How big are my files?#
Our server luv shows you how much storage space your project is using and also how much each individual project member is contributing. For technical reasons, we can only show the apparent size (see below) of a user’s files. For the entire project, however, we show the actually occupied disk space. We are not happy about this inconsistency but for now, we have to live with it.
Here we try to explain the difference between the two ways to measure the size of files.
du and –apparent-size#
If you want to know how much space you are using on disk, you may have
come across du
. It works for individual files but also for entire
folder structures and the files in them. An example would be
$ du -h core.1346782
128M core.1346782
The -h
option tells du
to show the result in human readable
form. Many tools know that option. Okay, so this core file occupies
128M on disk. However, if I look at it with ls
, I get
$ ls -lh core.1346782
-rw-------. 1 k202009 k20200 1.5G Oct 17 11:45 core.1346782
Actually, du
can give me the same answer
$ du -h --apparent-size core.1346782
1.5G core.1346782
So what is the meaning of --apparent-size
and how does it relate to
the output of du
without that option?
The apparent size is relevant to you when you read the file. If you open that core file in a program and start reading from it until you reach the end of the file, you will have read 1.5G of data. Much of it will be zeroes but still, this is the amount of data you will get.
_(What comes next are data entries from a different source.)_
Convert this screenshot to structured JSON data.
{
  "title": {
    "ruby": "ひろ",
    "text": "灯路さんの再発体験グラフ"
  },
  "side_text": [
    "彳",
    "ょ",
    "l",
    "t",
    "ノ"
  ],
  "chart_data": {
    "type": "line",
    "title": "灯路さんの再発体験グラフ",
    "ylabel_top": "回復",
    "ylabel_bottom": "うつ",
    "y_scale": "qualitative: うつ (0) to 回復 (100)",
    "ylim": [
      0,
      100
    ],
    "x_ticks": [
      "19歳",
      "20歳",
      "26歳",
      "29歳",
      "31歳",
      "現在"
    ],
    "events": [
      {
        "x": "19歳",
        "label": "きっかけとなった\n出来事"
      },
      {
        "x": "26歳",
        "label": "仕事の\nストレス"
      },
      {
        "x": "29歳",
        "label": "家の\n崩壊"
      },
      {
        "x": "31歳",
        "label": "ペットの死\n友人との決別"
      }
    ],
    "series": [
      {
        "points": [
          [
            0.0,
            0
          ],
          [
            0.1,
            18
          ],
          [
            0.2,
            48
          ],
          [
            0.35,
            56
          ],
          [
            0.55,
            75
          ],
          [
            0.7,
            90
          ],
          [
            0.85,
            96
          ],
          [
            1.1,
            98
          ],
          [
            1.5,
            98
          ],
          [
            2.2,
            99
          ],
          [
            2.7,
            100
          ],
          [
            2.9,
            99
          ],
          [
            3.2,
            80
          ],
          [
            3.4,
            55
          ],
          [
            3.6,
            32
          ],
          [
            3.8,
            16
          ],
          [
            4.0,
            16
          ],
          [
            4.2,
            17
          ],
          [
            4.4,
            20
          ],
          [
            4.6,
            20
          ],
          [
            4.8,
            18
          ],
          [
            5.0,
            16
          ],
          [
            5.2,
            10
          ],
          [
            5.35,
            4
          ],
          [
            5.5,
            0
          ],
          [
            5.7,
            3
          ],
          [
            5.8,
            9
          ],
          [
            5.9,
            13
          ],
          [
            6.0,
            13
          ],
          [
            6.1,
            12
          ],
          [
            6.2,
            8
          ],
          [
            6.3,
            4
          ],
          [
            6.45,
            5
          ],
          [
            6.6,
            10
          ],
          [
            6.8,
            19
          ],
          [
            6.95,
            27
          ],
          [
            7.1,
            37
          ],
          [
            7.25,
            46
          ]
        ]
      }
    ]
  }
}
However, we will only account 128M for that file because this is what it occupies on our disks. The reason for the difference is that the file contains large holes where your program will read zeroes but those holes are not stored on disk.
Core files are a dump of a program’s memory when it crashed. A program often occupies several regions in memory which are not contiguous in address space. The absolute location in address space is important when you want to examine a core file with a debugger, hence the holes.
By the way, you probably don’t want to keep core files unless you are
actively debugging a program crash. Just delete the files or suppress
them altogether with ulimit -c 0
.
Blocks#
In the previous case, --apparent-size
is larger than what du
without that option shows. But it can also be the other way
around. Storage on our disks is organized in blocks and each block has
a size of 4K. If your file size is not a multiple of 4K, then part of
the last block won’t hold any data but du
and our quota mechanism
will still account for that entire block. This may not seem much but
it can add up, especially if you have many small files.
Conclusion#
Both numbers, the apparent size and the block size, are useful.
You want to keep an eye on the blocks your project occupies to avoid
running into the quota limit. That’s why du
, lfsquota.sh
, and
also luv show you the block size your
project occupies on disk and what the limits for that size are.
Apparent size tells you how large your buffer needs to be if you read the entire file into memory. In the case of luv, the apparent size gives an indication for projects which user occupies a lot of project space and may have to start archiving data.